Nell'Isola i problemi relativi all’alto costo per l’affitto degli immobili privati colpisce in particolar modo gli studenti
In Sicilia i problemi relativi alla mancanza di alloggi per studenti universitari o all’alto costo per l’affitto degli immobili privati a loro riservati sono sempre attuali. Il coordinatore dell’Udu – Unione degli universitari – di Catania, Damiano Licciardello, spiega come nel capoluogo etneo il problema vero e proprio riguardo agli affitti sia quello della qualità.
Caro affitti, la situazione a Catania
“A Catania abbiamo gli affitti più bassi rispetto al resto d’Italia – esordisce Licciardello -, dove sono molto più elevati rispetto ai redditi. Ma dobbiamo comunque relazionarle alle possibilità economiche delle famiglie, che sono più basse rispetto alla media nazionale. Quello che invece deve essere considerato è la qualità, in quanto gli studenti spesso non hanno contratto oppure sono rilegati a degli immobili scadenti. Ho avuto una riunione con il Sunia e stiamo proponendo una white list per mediare tra chi affitta e chi va ad abitare.
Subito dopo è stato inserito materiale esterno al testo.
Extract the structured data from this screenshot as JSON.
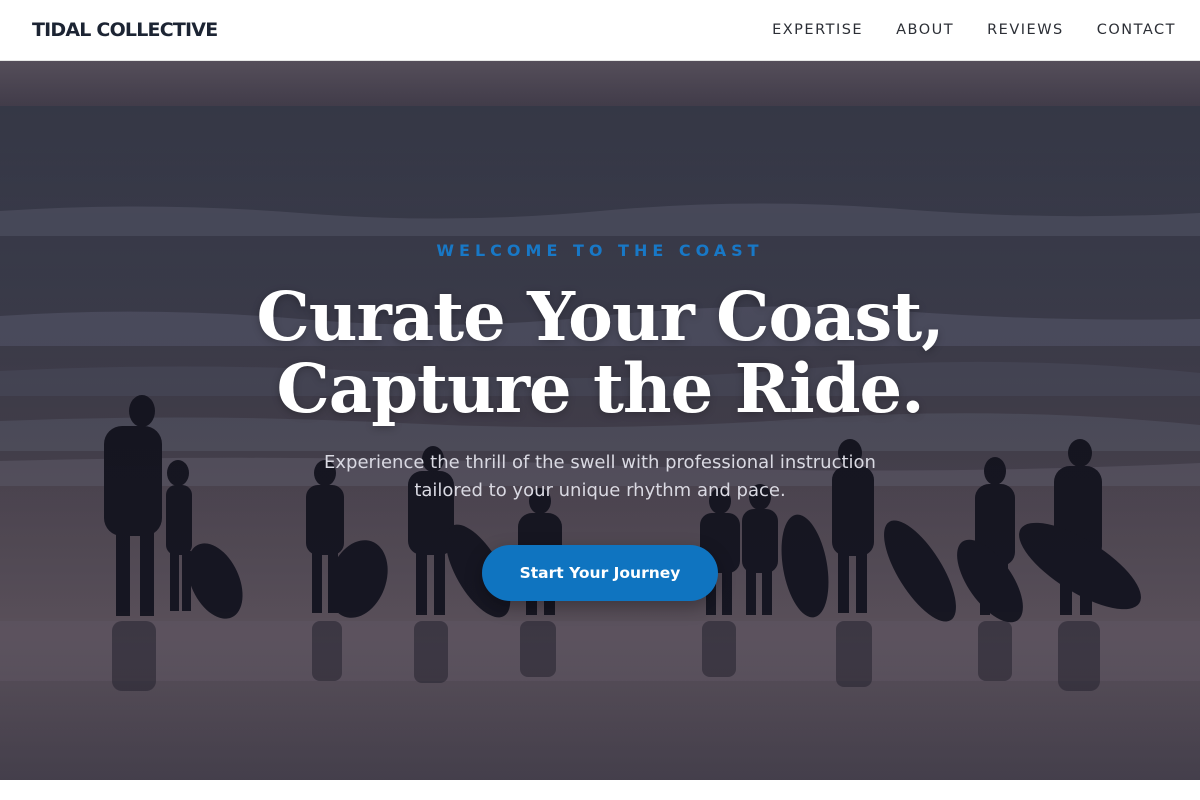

Tutto questo verrà fatto sulla base delle possibilità economiche degli studenti e di chi va ad affittare. Riguardo ai finanziamenti ci aspettavamo molto di più perché questi fondi saranno gestiti prevalentemente da privati e non c’è nulla riguardo agli immobili pubblici. Ci sono però possibilità per l’Ateneo di lavorare su altre strutture, come quella dell’ex ospedale Tomaselli, che dovrebbe essere riutilizzato dall’Ateneo. Quello che ci preoccupa è che l’Ateneo non ha dato delle direttive chiare. Si sta provando a intavolare una discussione con il rettore assieme alla segreteria provinciale della Cgil di Catania”.
Caro affitti, a Palermo meno immobili disponibili
Il coordinatore dell’Udu di Palermo, Valerio Quagliano, dà un’idea relativa ai costi degli affitti e sottolinea come le case in affitto disponibili siano sempre meno. I limiti della mobilità in città completano il quadro.
“L’anno scorso gli affitti erano aumentati da 150 a 250 euro per una stanza – spiega Quagliano – e le case in affitto a disposizione sono di meno perché vengono usate come bed and breakfast. I fondi devono essere destinati all’aumento degli studentati per i posti letto, alla calmierazione del prezzo degli affitti e alle infrastrutture, mentre permangono i problemi sotto il profilo della mobilità, che rendono più difficile il raggiungimento delle facoltà per gli studenti da appartamenti lontani. L’unico vettore che funziona bene è il passante ferroviario. Abbiamo casi di ragazzi fuori sede di altre province che rimangono a casa e non possono seguire le lezioni”.
A Messina pochissimi affitti
A Messina non ci sono appartamenti in affitto e la conferma arriva dal coordinatore dell’Udu di Messina, Damiano Di Giovanni, che mostra i numeri relativi agli iscritti e ai fuori sede facendo anche eco a Quagliano sotto alcuni aspetti.
“L’Università di Messina ha circa 23 mila iscritti e di questi il 40-50 % – afferma Di Giovanni – sono pendolari o fuori sede. Aumentano anche gli studenti internazionali, che hanno redditi molto bassi. La quota di persone che usufruiscono dell’alloggio gratuito avendone diritto è molto bassa. I fondi devono essere destinati alla realizzazione di nuove residenze universitarie pubbliche e sulla calmierazione degli affitti, anche perché ci sono solo 278 posti su più di 3.800 fuori sede che hanno fatto richiesta. I fondi non sono nuovi perché erano già previsti dal Pnrr e sono usciti fuori dopo questa protesta. Chiediamo di attivare un tavolo a livello nazionale con la rappresentanza studentesca. Non ci sono appartamenti privati in affitto in città e c’è un contratto di locazione che l’Università di Messina ha stipulato con l’hotel Royal, che incentiverà un centinaio di posti letto in più, ma anche qui stiamo attenti perché dobbiamo capire quale sarà la quota riservata agli studenti gratuitamente”.